For Ashima and Ashoke, the naming of their newborn comes with unsettling difficulty as the good name chosen by Ashima’s grandmother – who resides in Calcutta – gets lost in the mail, leaving the couple uncertain of the name to assign to their child. Though the new parents call their relatives in India to uphold the Bengali tradition, Ashima’s grandmother falls ill and cannot remember the good name she sent overseas. This causes Ashima and Ashoke to break tradition, naming their child Gogol after Nikolai Gogol – a Russian writer with whom Ashoke shares a sensitive past. The consequences of Ashima and Ashoke’s decision to do away with two names has a symbolic influence throughout Gogol’s individual development, one that originates from the clash between American-Indian culture. 

And yet, Gogol’s parents try to preserve their customs when they send him to school, registering him under his new good name “Nikhil.” But their efforts dissolve when Gogol resists Nikhil, showing discomfort with owning a name that he cannot identify with. In tracing his growth and independence, Gogol associates himself more so with American traditions and distances himself entirely from his roots, eventually changing his name to Nikhil – a choice to remove the obscurity he often felt from being named after a writer who was neither Bengali or American. In changing his name, Gogol demonstrates his resentment for Bengali traditions that he feels marginalized by in America – a tension of origin he struggles with through adolescence, his working life, and through familial and romantic relationships. 
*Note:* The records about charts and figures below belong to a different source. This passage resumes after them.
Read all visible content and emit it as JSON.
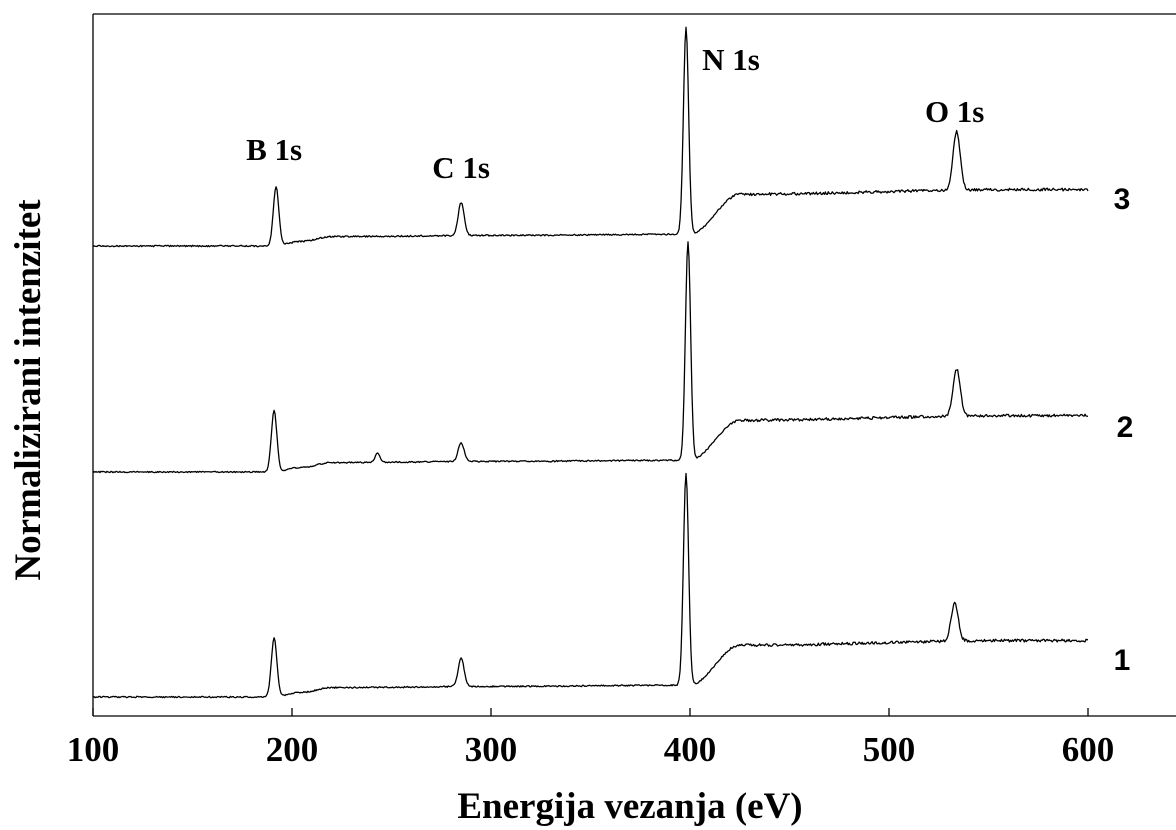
{
  "chart_data": {
    "type": "line",
    "title": "",
    "xlabel": "Energija vezanja (eV)",
    "ylabel": "Normalizirani intenzitet",
    "xlim": [
      100,
      650
    ],
    "xticks": [
      100,
      200,
      300,
      400,
      500,
      600
    ],
    "xtick_labels": [
      "100",
      "200",
      "300",
      "400",
      "500",
      "600"
    ],
    "y_ticks_shown": false,
    "grid": false,
    "legend": "none",
    "x_range_of_data": [
      100,
      600
    ],
    "baseline_model": {
      "segments_eV": [
        100,
        190,
        205,
        220,
        300,
        400,
        425,
        560,
        600
      ],
      "relative_level": [
        0.0,
        0.0,
        0.02,
        0.04,
        0.045,
        0.05,
        0.22,
        0.24,
        0.24
      ]
    },
    "series": [
      {
        "name": "1",
        "vertical_offset": 0.0,
        "peaks": [
          {
            "label": "B 1s",
            "x": 191,
            "height": 0.25,
            "width": 1.4
          },
          {
            "label": "C 1s",
            "x": 285,
            "height": 0.12,
            "width": 1.5
          },
          {
            "label": "N 1s",
            "x": 398,
            "height": 0.9,
            "width": 1.3
          },
          {
            "label": "O 1s",
            "x": 533,
            "height": 0.16,
            "width": 1.8
          }
        ]
      },
      {
        "name": "2",
        "vertical_offset": 1.0,
        "peaks": [
          {
            "label": "B 1s",
            "x": 191,
            "height": 0.26,
            "width": 1.4
          },
          {
            "label": "",
            "x": 243,
            "height": 0.04,
            "width": 1.2
          },
          {
            "label": "C 1s",
            "x": 285,
            "height": 0.08,
            "width": 1.5
          },
          {
            "label": "N 1s",
            "x": 399,
            "height": 0.93,
            "width": 1.3
          },
          {
            "label": "O 1s",
            "x": 534,
            "height": 0.2,
            "width": 1.8
          }
        ]
      },
      {
        "name": "3",
        "vertical_offset": 2.0,
        "peaks": [
          {
            "label": "B 1s",
            "x": 192,
            "height": 0.25,
            "width": 1.4
          },
          {
            "label": "C 1s",
            "x": 285,
            "height": 0.14,
            "width": 1.5
          },
          {
            "label": "N 1s",
            "x": 398,
            "height": 0.88,
            "width": 1.3
          },
          {
            "label": "O 1s",
            "x": 534,
            "height": 0.25,
            "width": 1.8
          }
        ]
      }
    ],
    "peak_annotations": [
      {
        "text": "B 1s",
        "x": 191
      },
      {
        "text": "C 1s",
        "x": 285
      },
      {
        "text": "N 1s",
        "x": 398
      },
      {
        "text": "O 1s",
        "x": 533
      }
    ]
  }
}
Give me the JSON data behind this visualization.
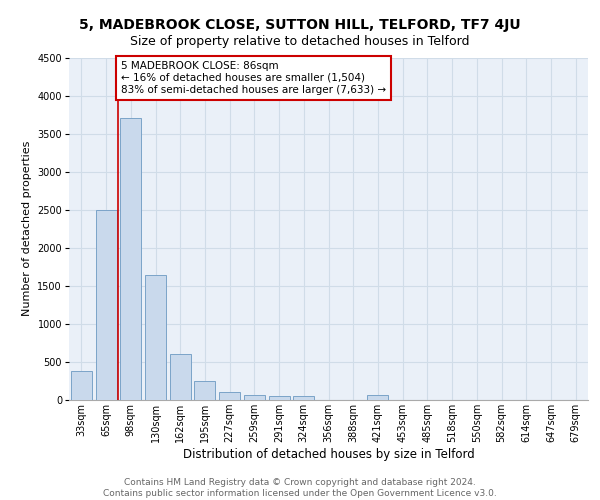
{
  "title1": "5, MADEBROOK CLOSE, SUTTON HILL, TELFORD, TF7 4JU",
  "title2": "Size of property relative to detached houses in Telford",
  "xlabel": "Distribution of detached houses by size in Telford",
  "ylabel": "Number of detached properties",
  "categories": [
    "33sqm",
    "65sqm",
    "98sqm",
    "130sqm",
    "162sqm",
    "195sqm",
    "227sqm",
    "259sqm",
    "291sqm",
    "324sqm",
    "356sqm",
    "388sqm",
    "421sqm",
    "453sqm",
    "485sqm",
    "518sqm",
    "550sqm",
    "582sqm",
    "614sqm",
    "647sqm",
    "679sqm"
  ],
  "values": [
    375,
    2500,
    3700,
    1640,
    600,
    250,
    100,
    65,
    50,
    50,
    0,
    0,
    65,
    0,
    0,
    0,
    0,
    0,
    0,
    0,
    0
  ],
  "bar_color": "#c9d9ec",
  "bar_edge_color": "#7ba3c8",
  "grid_color": "#d0dce8",
  "background_color": "#eaf0f8",
  "property_line_x": 1.5,
  "property_line_color": "#cc0000",
  "annotation_text": "5 MADEBROOK CLOSE: 86sqm\n← 16% of detached houses are smaller (1,504)\n83% of semi-detached houses are larger (7,633) →",
  "annotation_box_color": "#cc0000",
  "annotation_bg": "#ffffff",
  "ylim": [
    0,
    4500
  ],
  "yticks": [
    0,
    500,
    1000,
    1500,
    2000,
    2500,
    3000,
    3500,
    4000,
    4500
  ],
  "footer_text": "Contains HM Land Registry data © Crown copyright and database right 2024.\nContains public sector information licensed under the Open Government Licence v3.0.",
  "title1_fontsize": 10,
  "title2_fontsize": 9,
  "xlabel_fontsize": 8.5,
  "ylabel_fontsize": 8,
  "tick_fontsize": 7,
  "footer_fontsize": 6.5,
  "annot_fontsize": 7.5
}
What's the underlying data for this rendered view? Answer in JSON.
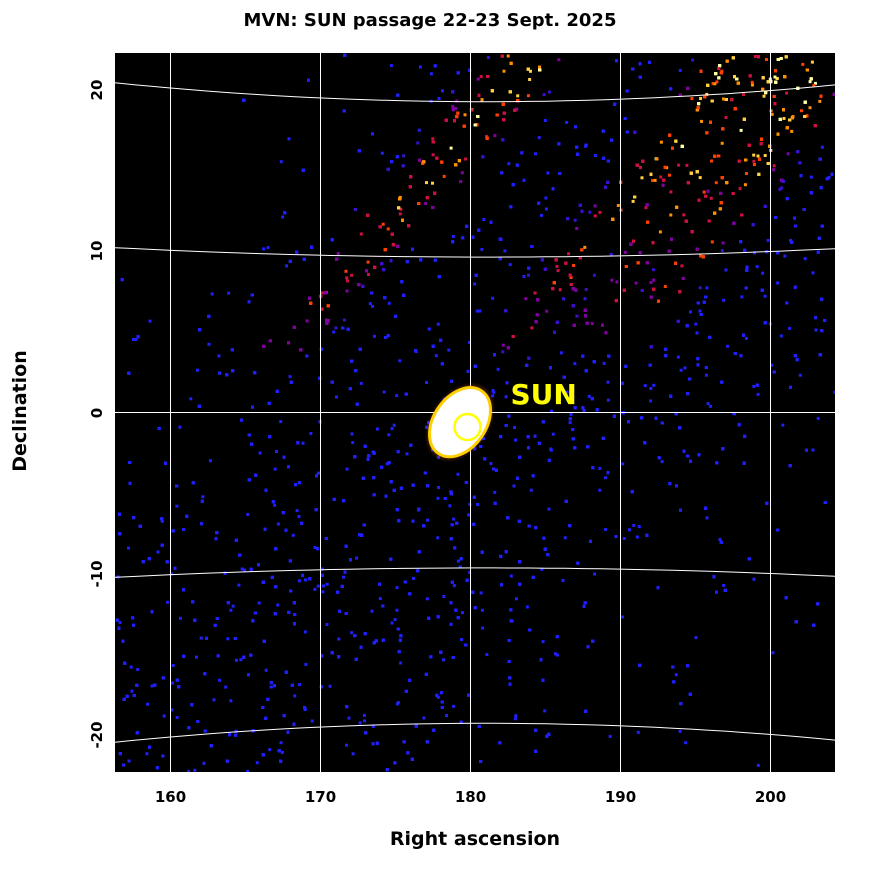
{
  "chart_data": {
    "type": "heatmap",
    "title": "MVN: SUN passage 22-23 Sept. 2025",
    "xlabel": "Right ascension",
    "ylabel": "Declination",
    "xlim": [
      156.3,
      204.3
    ],
    "ylim": [
      -22.3,
      22.3
    ],
    "x_ticks": [
      "160",
      "170",
      "180",
      "190",
      "200"
    ],
    "y_ticks": [
      "20",
      "10",
      "0",
      "-10",
      "-20"
    ],
    "grid": true,
    "colormap": "black-blue-red-yellow-white",
    "background_color": "#000000",
    "source": {
      "label": "SUN",
      "ra": 179.8,
      "dec": -0.9,
      "marker_color": "#ffff00"
    },
    "bright_region": {
      "center_ra": 179.3,
      "center_dec": -0.6,
      "description_color": "#ffffff"
    },
    "streaks": [
      {
        "name": "upper-left",
        "start": [
          167,
          4
        ],
        "end": [
          184,
          22
        ]
      },
      {
        "name": "upper-middle",
        "start": [
          183,
          5
        ],
        "end": [
          198,
          22
        ]
      },
      {
        "name": "upper-right-1",
        "start": [
          188,
          6
        ],
        "end": [
          201,
          22
        ]
      },
      {
        "name": "upper-right-2",
        "start": [
          191,
          5
        ],
        "end": [
          204,
          22
        ]
      }
    ]
  }
}
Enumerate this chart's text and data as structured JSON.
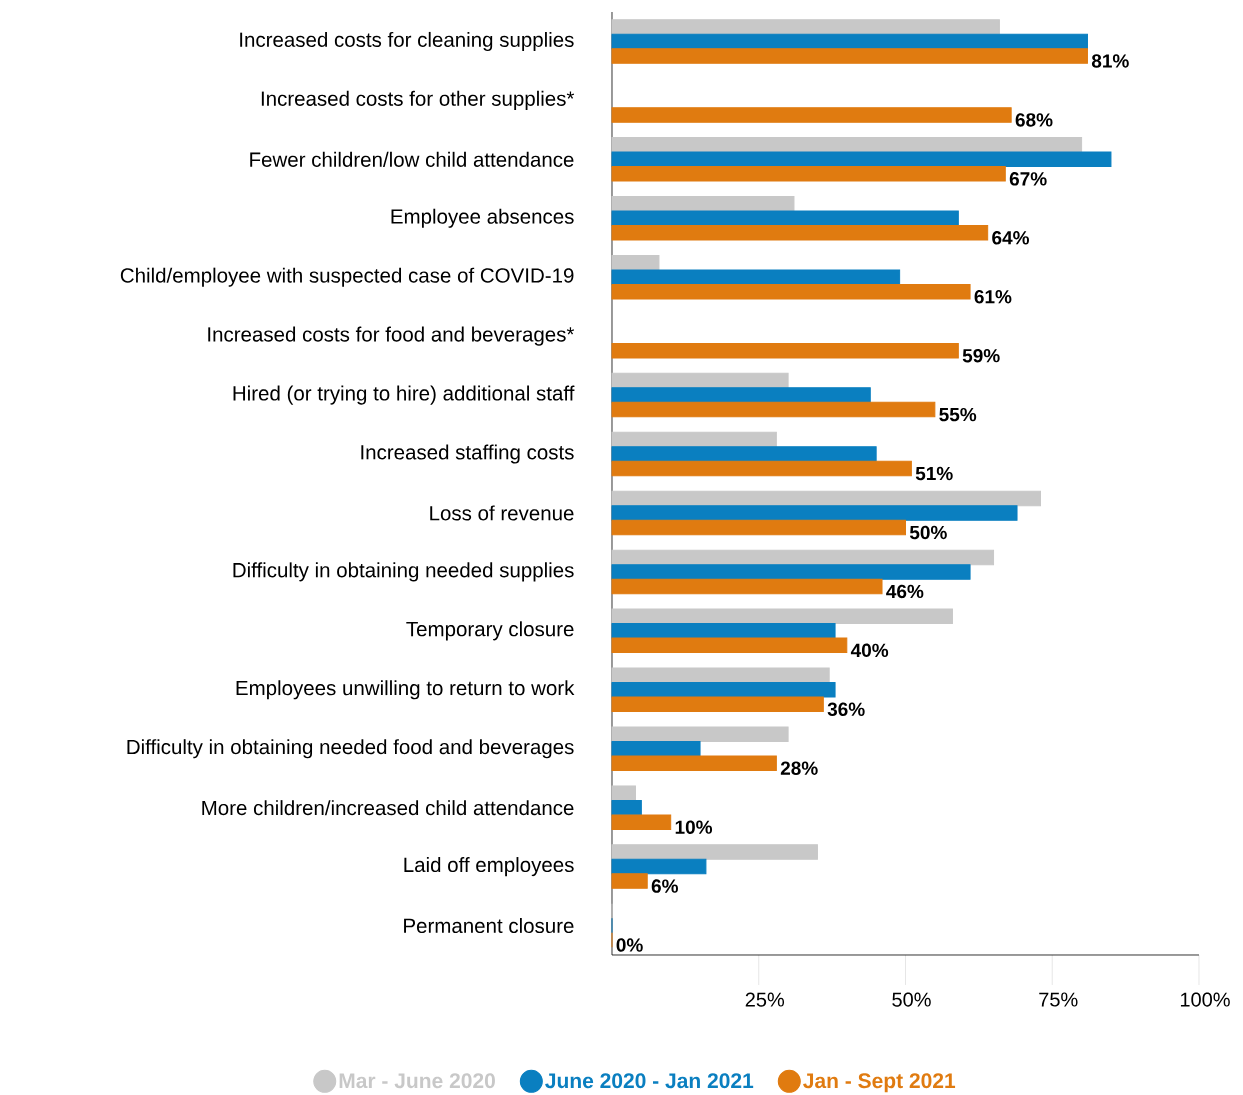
{
  "chart_data": {
    "type": "bar",
    "orientation": "horizontal",
    "categories": [
      "Increased costs for cleaning supplies",
      "Increased costs for other supplies*",
      "Fewer children/low child attendance",
      "Employee absences",
      "Child/employee with suspected case of COVID-19",
      "Increased costs for food and beverages*",
      "Hired (or trying to hire) additional staff",
      "Increased staffing costs",
      "Loss of revenue",
      "Difficulty in obtaining needed supplies",
      "Temporary closure",
      "Employees unwilling to return to work",
      "Difficulty in obtaining needed food and beverages",
      "More children/increased child attendance",
      "Laid off employees",
      "Permanent closure"
    ],
    "series": [
      {
        "name": "Mar - June 2020",
        "color": "#c8c8c8",
        "values": [
          66,
          null,
          80,
          31,
          8,
          null,
          30,
          28,
          73,
          65,
          58,
          37,
          30,
          4,
          35,
          0
        ]
      },
      {
        "name": "June 2020 - Jan 2021",
        "color": "#0a7fc0",
        "values": [
          81,
          null,
          85,
          59,
          49,
          null,
          44,
          45,
          69,
          61,
          38,
          38,
          15,
          5,
          16,
          0
        ]
      },
      {
        "name": "Jan - Sept 2021",
        "color": "#e07b10",
        "values": [
          81,
          68,
          67,
          64,
          61,
          59,
          55,
          51,
          50,
          46,
          40,
          36,
          28,
          10,
          6,
          0
        ],
        "value_labels": [
          "81%",
          "68%",
          "67%",
          "64%",
          "61%",
          "59%",
          "55%",
          "51%",
          "50%",
          "46%",
          "40%",
          "36%",
          "28%",
          "10%",
          "6%",
          "0%"
        ]
      }
    ],
    "xlim": [
      0,
      100
    ],
    "xticks": [
      {
        "value": 25,
        "label": "25%"
      },
      {
        "value": 50,
        "label": "50%"
      },
      {
        "value": 75,
        "label": "75%"
      },
      {
        "value": 100,
        "label": "100%"
      }
    ],
    "grid": false,
    "legend": "bottom"
  }
}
Aside from Gogol’s psychological struggles with his namesake, Lahiri’s writing style is also worth observing. In the beginning of the novel, the pace of her sentences are unhurried, somewhat preserved and untouched by the foreign environment Ashima and Ashoke immigrate to. As the book progresses, the sentences feel hurried, naturally leaving gaps, as if in tracing Gogol’s growth into adulthood symbolizes his ethnicity that gets slightly pushed aside. The rhythm Lahiri implements into her storytelling is just another way she expresses the effects of a culturally assimilated narrative. 

I purchased the Kindle e-book for only $2.24 on Amazon, and  I definitely recommend reading it for its social observance and Lahiri’s clever literary techniques. The Namesake was also turned into an indie film back in 2006 under the same name.